Should painter attach to a fair human head
The thick, turgid neck of a stallion,
Or depict a spruce lass with the tail of a bass,
I am sure you would guy the rapscallion.
 
 
Believe me, dear Pisos, that just such a freak
Is the crude and preposterous poem
Which merely abounds in a torrent of sounds,
With no depth of reason below 'em.
 
 
'T is all very well to give license to art,—
The wisdom of license defend I;
But the line should be drawn at the fripperish spawn
Of a mere cacoethes scribendi.
 
 
It is too much the fashion to strain at effects,—
Yes, that's what's the matter with Hannah!

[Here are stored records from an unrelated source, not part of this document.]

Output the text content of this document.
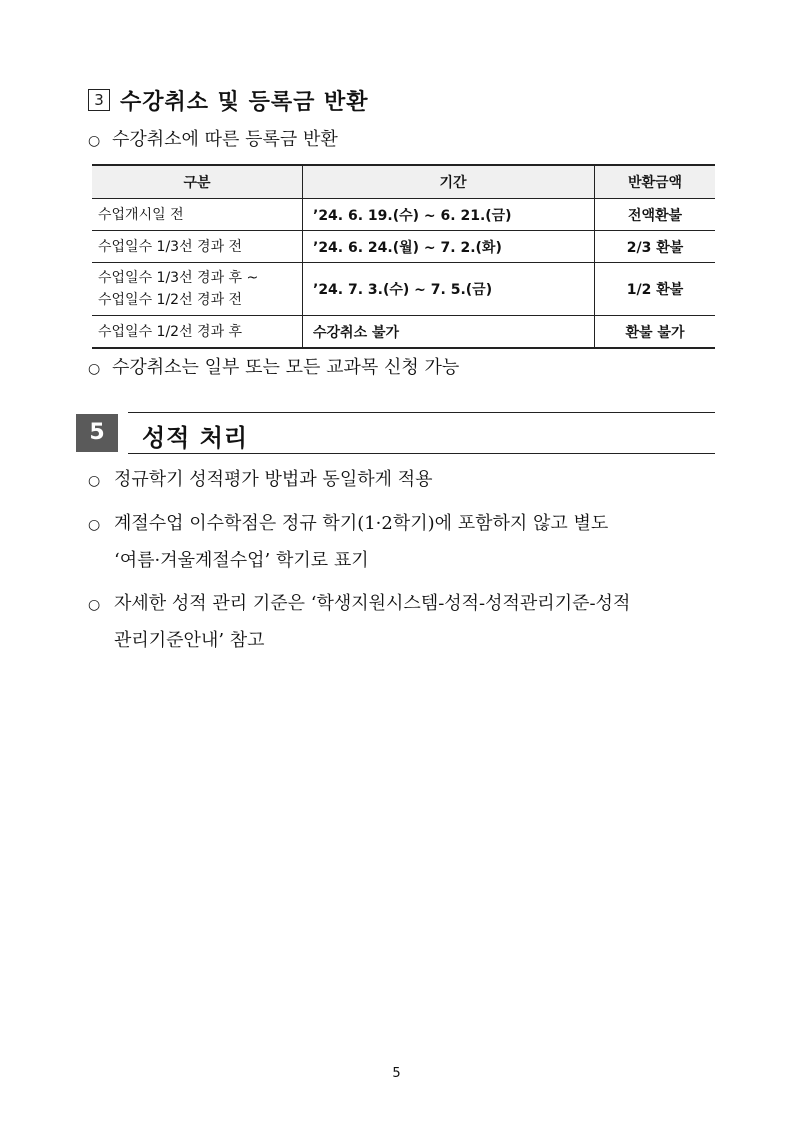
3 수강취소 및 등록금 반환
○ 수강취소에 따른 등록금 반환
구분	기간	반환금액

수업개시일 전	’24. 6. 19.(수) ~ 6. 21.(금)	전액환불

수업일수 1/3선 경과 전	’24. 6. 24.(월) ~ 7. 2.(화)	2/3 환불

수업일수 1/3선 경과 후 ~
수업일수 1/2선 경과 전	’24. 7. 3.(수) ~ 7. 5.(금)	1/2 환불

수업일수 1/2선 경과 후	수강취소 불가	환불 불가
○ 수강취소는 일부 또는 모든 교과목 신청 가능
5	성적 처리
○ 정규학기 성적평가 방법과 동일하게 적용
○ 계절수업 이수학점은 정규 학기(1·2학기)에 포함하지 않고 별도
‘여름·겨울계절수업’ 학기로 표기
○ 자세한 성적 관리 기준은 ‘학생지원시스템-성적-성적관리기준-성적
관리기준안내’ 참고
5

Our popular taste, by the tyros debased,
Paints each barnyard a grove of Diana!
 
 
Should a patron require you to paint a marine,
Would you work in some trees with their barks on?

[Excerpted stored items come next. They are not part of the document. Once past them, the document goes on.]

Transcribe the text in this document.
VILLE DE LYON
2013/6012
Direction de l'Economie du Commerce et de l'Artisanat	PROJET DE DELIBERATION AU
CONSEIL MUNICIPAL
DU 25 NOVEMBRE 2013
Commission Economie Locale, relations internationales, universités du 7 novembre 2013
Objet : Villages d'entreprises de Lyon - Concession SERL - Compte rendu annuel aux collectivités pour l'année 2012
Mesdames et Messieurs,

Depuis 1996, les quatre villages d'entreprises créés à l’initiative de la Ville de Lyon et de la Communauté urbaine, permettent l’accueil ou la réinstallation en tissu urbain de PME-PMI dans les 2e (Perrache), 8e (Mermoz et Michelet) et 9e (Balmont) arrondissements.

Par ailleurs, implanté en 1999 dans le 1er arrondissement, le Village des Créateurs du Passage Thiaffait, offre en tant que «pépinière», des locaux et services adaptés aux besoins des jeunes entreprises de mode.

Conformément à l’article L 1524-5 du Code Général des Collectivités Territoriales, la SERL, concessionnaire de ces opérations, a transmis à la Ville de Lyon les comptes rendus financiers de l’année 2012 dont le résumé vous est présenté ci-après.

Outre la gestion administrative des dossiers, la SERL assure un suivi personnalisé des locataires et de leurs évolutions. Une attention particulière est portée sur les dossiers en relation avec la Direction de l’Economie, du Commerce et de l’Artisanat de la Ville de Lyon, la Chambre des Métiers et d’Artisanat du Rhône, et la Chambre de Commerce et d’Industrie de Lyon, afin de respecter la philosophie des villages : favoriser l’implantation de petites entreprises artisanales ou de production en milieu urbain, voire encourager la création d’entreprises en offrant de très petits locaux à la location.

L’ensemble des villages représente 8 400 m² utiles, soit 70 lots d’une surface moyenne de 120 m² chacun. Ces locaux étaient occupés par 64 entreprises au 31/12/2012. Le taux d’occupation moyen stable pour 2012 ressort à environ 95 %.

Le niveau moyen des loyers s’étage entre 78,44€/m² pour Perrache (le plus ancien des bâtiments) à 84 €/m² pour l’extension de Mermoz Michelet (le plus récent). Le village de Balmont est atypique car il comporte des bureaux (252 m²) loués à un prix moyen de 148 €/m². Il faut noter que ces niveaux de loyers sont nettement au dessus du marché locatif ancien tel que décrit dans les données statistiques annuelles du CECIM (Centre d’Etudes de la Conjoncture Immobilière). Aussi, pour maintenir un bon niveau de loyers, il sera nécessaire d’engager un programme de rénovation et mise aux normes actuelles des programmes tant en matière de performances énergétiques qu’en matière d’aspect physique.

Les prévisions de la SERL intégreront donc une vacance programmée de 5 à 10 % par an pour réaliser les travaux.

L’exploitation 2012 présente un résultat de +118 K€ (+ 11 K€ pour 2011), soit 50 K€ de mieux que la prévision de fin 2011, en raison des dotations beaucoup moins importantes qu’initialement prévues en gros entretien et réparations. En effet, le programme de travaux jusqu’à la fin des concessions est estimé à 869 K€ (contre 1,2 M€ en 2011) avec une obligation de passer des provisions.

When his strict orders are for a Japanese jar,
Would you give him a pitcher like Clarkson?
 
 
Now, this is my moral: Compose what you may,
And Fame will be ever far distant
Unless you combine with a simple design
A treatment in toto consistent.
 

TO POSTUMUS

 
O Postumus, my Postumus, the years are gliding past,
And piety will never check the wrinkles coming fast,
The ravages of time old age's swift advance has made,
And death, which unimpeded comes to bear us to the shade.
 
 
Old friend, although the tearless Pluto you may strive to please,
And seek each year with thrice one hundred bullocks to appease,
Who keeps the thrice-huge Geryon and Tityus his slaves,
Imprisoned fast forevermore with cold and sombre waves,
 
 
Yet must that flood so terrible be sailed by mortals all;
Whether perchance we may be kings and live in royal hall,
Or lowly peasants struggling long with poverty and dearth,
Still must we cross who live upon the favors of the earth.
 
 
And all in vain from bloody war and contest we are free,
And from the waves that hoarsely break upon the Adrian Sea;
For our frail bodies all in vain our helpless terror grows
In gloomy autumn seasons, when the baneful south wind blows.
 
 
Alas! the black Cocytus, wandering to the world below,
That languid river to behold we of this earth must go;
To see the grim Danaides, that miserable race,
And Sisyphus of Æolus, condemned to endless chase.
 
 
Behind you must you leave your home and land and wife so dear,
And of the trees, except the hated cypresses, you rear,
And which around the funeral piles as signs of mourning grow,
Not one will follow you, their short-lived master, there below.
 
 
Your worthier heir the precious Cæcuban shall drink galore,
Now with a hundred keys preserved and guarded in your store,
And stain the pavements, pouring out in waste the nectar proud,
Better than that with which the pontiffs' feasts have been endowed.